Una travesía hacia la emoción Todo cambia de repente para Teresa, la protagonista de esta película que, luego de un elogiado paso por la sección Un Certain Regard del Festival de Cannes, se aseguró el estreno en unos cuantos países del exterior (entre ellos, Francia, Estados Unidos, China y Brasil, territorios atípicos para el cine nacional). Debe dejar la casa en la que se desempeñó como empleada doméstica durante treinta años y mudarse muy pronto a San Juan, donde aparece una nueva posibilidad de trabajo. Ese contexto desconocido la intranquiliza, pero el azar jugará a su favor cuando se cruce casualmente con el Gringo, un solitario vendedor ambulante con el que vivirá un encuentro revelador. El motor argumental de esta historia sencilla es convencional: el viaje que transforma en empatía la desconfianza inicial entre dos personajes. En ese plan, la química entre los protagonistas siempre es clave. Y funciona bien entre Paulina García y Claudio Rissi, dos profesionales con experiencia y buena gama de recursos. Menos eficaces son algunas decisiones de puesta en escena, tendientes a subrayar el peso de un entorno que el también chileno Sergio Armstrong, habitual colaborador de Pablo Larraín, hoy por hoy uno de los cineastas trasandinos de mayor proyección internacional, fotografía con un preciosismo al que el cine latinoamericano apela con frecuencia (se podría pensar en la exitosa Estación Central como paradigma) y que, lejos de erigirse como virtud, siempre termina debilitando.

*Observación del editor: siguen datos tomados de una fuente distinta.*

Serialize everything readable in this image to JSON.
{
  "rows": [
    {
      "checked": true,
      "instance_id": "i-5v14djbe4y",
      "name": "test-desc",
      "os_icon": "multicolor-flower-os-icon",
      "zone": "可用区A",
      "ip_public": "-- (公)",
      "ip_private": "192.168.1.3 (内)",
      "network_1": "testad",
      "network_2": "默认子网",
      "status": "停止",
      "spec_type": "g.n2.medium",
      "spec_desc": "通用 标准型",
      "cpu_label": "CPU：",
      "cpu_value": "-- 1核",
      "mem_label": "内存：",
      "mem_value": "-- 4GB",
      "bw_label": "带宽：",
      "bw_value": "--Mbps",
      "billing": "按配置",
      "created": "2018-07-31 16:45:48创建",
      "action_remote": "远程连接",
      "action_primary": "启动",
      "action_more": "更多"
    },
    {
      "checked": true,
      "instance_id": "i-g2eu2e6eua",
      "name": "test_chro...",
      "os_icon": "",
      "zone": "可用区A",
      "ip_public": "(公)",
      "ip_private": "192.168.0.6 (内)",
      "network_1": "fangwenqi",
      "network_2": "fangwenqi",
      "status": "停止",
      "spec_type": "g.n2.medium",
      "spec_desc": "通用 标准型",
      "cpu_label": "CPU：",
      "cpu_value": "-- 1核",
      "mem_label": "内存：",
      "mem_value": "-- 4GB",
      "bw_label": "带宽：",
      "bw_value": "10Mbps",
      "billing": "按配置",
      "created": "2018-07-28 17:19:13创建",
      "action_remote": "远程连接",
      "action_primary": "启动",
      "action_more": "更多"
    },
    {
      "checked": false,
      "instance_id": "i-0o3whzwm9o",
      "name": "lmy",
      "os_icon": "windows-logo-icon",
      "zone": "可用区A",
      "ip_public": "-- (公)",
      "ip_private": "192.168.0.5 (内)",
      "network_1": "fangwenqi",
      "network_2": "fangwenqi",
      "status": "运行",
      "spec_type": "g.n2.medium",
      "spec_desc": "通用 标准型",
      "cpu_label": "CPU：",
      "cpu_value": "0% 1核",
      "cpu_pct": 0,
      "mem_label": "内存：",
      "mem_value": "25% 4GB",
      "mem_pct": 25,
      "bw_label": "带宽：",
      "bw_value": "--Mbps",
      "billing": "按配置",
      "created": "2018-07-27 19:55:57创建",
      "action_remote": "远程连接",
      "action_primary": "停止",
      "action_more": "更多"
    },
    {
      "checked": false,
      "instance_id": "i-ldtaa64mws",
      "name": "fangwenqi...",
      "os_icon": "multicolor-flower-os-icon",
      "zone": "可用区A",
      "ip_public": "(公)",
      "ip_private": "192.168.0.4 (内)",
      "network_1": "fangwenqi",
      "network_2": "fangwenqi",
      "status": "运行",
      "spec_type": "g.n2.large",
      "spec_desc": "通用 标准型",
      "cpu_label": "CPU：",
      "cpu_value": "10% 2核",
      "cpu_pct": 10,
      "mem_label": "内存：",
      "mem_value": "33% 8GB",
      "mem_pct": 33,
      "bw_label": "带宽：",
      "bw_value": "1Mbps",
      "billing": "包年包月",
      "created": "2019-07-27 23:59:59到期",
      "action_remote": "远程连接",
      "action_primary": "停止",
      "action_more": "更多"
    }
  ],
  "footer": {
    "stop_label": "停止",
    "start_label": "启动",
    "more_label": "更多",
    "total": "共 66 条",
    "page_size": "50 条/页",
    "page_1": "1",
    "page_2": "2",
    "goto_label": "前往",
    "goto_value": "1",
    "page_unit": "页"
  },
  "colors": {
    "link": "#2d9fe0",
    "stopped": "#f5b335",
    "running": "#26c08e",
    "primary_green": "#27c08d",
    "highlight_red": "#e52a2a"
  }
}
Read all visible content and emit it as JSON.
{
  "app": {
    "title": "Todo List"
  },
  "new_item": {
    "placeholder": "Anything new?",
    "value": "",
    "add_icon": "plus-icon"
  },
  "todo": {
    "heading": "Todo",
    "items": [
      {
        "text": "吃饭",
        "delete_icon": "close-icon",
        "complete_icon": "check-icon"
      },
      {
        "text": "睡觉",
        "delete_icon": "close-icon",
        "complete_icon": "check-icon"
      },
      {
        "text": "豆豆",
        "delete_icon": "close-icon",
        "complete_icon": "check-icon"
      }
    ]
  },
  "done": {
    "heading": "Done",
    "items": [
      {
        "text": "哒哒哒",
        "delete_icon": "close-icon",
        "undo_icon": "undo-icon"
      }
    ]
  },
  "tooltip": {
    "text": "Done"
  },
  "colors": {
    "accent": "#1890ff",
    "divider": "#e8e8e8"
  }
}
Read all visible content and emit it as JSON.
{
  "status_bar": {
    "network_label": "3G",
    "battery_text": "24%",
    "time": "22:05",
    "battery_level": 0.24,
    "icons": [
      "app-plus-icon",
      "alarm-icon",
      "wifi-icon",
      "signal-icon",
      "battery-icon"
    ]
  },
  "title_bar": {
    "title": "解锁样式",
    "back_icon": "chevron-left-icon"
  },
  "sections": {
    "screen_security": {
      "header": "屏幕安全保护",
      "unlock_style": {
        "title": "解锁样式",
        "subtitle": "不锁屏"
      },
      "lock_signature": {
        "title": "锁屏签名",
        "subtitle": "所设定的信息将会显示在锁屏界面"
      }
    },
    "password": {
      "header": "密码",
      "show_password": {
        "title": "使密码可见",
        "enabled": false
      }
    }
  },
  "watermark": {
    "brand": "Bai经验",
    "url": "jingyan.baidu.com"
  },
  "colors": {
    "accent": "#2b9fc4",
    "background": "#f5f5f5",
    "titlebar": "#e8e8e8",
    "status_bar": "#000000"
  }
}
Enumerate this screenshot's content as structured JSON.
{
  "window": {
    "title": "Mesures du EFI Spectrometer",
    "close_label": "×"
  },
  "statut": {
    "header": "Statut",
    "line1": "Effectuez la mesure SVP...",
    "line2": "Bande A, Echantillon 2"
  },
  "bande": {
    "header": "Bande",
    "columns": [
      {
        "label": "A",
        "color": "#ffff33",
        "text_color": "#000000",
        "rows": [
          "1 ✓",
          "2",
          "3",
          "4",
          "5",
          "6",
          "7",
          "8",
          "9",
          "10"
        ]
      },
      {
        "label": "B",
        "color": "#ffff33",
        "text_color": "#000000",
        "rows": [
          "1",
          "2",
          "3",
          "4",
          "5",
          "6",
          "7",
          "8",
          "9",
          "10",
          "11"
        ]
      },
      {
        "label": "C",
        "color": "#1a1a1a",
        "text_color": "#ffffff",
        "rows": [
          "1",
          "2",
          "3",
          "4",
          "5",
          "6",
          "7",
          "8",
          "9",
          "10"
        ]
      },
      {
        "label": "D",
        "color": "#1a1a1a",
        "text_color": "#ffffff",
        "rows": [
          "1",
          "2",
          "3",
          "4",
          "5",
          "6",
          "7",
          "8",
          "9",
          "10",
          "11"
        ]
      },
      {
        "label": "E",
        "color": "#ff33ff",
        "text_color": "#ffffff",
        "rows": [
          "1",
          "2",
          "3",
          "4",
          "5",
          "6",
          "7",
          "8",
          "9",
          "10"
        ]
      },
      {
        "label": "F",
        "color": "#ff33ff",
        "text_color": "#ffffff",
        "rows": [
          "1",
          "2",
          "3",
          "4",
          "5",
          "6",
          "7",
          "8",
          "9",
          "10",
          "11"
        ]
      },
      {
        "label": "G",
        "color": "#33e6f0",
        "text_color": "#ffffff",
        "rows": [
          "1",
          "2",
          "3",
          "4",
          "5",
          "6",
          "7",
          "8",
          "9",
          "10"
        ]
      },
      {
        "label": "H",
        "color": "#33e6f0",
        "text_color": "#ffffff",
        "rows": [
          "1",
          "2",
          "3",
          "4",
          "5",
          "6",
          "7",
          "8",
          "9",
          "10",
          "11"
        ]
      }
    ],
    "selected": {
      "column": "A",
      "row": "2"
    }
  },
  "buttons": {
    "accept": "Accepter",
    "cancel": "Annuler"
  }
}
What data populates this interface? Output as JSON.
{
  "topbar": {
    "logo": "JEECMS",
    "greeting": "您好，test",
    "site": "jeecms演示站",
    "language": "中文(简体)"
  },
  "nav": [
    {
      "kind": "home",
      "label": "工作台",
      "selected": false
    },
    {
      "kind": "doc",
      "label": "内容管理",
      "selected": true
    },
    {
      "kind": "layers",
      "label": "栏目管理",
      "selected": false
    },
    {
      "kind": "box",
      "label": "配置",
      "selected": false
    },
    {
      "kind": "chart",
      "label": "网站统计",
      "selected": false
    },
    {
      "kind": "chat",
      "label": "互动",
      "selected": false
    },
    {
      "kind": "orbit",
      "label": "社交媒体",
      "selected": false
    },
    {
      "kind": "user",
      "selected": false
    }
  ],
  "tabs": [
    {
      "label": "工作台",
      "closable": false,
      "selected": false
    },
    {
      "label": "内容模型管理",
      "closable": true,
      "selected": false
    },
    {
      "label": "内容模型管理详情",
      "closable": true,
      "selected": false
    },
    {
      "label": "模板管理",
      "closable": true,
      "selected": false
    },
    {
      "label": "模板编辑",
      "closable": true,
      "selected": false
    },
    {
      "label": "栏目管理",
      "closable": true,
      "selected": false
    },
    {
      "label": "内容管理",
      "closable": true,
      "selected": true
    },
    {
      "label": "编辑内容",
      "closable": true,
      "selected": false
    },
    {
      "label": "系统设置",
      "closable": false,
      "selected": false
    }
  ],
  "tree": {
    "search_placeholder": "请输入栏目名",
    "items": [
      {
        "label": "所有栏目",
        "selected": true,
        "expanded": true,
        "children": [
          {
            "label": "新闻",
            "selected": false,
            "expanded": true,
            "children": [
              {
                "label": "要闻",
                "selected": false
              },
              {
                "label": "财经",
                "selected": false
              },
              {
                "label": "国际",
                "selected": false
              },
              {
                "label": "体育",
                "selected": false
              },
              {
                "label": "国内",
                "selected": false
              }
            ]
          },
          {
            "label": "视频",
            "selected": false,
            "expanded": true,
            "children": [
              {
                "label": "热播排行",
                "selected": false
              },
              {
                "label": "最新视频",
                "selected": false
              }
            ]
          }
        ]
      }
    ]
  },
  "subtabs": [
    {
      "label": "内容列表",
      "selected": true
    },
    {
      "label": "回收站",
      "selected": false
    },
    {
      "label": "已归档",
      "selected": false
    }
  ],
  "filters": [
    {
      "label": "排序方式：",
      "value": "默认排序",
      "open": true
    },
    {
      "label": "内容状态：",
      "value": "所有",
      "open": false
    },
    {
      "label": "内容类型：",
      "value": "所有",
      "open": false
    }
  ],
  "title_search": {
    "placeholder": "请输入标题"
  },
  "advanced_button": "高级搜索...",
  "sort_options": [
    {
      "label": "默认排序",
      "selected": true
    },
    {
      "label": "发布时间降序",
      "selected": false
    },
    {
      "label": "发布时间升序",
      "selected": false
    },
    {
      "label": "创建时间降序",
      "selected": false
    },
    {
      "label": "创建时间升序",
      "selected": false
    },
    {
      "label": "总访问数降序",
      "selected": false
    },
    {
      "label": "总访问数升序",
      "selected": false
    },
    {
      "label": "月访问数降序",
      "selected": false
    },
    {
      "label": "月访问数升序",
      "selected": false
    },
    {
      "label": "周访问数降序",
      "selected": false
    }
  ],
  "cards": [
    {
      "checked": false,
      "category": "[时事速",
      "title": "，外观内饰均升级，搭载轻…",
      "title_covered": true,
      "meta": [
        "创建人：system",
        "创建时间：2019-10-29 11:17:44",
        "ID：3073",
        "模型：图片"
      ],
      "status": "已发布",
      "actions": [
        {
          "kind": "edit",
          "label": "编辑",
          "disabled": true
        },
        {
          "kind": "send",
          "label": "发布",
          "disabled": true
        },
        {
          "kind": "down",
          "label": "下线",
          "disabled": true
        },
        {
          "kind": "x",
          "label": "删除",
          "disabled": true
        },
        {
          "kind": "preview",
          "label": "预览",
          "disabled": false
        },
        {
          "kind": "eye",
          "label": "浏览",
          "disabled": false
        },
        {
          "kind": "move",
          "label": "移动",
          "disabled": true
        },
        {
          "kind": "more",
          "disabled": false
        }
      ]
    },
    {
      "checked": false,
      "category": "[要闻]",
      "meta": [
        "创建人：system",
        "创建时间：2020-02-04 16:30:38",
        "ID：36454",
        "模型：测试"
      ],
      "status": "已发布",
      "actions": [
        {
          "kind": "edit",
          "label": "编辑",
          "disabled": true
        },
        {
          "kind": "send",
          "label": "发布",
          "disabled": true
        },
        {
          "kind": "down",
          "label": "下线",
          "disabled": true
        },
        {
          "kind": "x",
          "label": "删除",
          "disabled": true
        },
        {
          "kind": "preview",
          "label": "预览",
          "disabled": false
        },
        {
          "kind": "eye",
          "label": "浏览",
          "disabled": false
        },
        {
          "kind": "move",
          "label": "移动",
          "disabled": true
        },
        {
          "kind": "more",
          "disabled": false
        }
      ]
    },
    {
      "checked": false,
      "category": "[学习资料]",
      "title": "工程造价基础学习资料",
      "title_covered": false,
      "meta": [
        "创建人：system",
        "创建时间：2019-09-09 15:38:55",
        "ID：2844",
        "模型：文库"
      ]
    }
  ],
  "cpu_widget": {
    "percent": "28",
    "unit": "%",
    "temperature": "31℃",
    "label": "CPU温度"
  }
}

El arte de expandir los sentidos "Cuantas más interpretaciones tiene la máquina, más marcha", señaló Umberto Eco sobre El jardín de las delicias. El intelectual italiano fallecido en 2016 era uno de los elegidos por el español José Luis López Linares para desarrollar la larga charla sobre el famoso tríptico que pintó El Bosco en el siglo XVI, columna vertebral de este fascinante documental. Eco no pudo estar, pero sí participaron Orhan Pamuk, Salman Rushdie, Laura Restrepo y Michel Onfray, entre otros. La idea de entender esta compleja obra pictórica que es parte del patrimonio del Museo del Prado madrileño como una pieza de conversación permanente, tal como se supone que lo era en la corte de los Nassau -en cuyo palacio de Bruselas la vio por primera vez Antonio de Beatis, biógrafo del pintor-, es del historiador del arte holandés Reindert Falkenburg. Y López Linares supo cómo trasplantarla al cine con fluidez e inteligencia. Las reacciones e interpretaciones que dispara la pintura dejan entrever su poder de sugestión. Una de las más conmovedoras es la de la catalana Silvia Pérez Cruz, que en un momento abandona la reflexión intelectual para entregarse al canto. Como cualquier obra de arte de excelencia, El jardín de las delicias, lejos de clausurar sentido, lo expande en múltiples direcciones. Tanto como para que López Linares incluya en la banda sonora a Bach, Elvis Costello y Lana del Rey, y hasta se permita un inesperado paralelismo con el festival de Woodstock.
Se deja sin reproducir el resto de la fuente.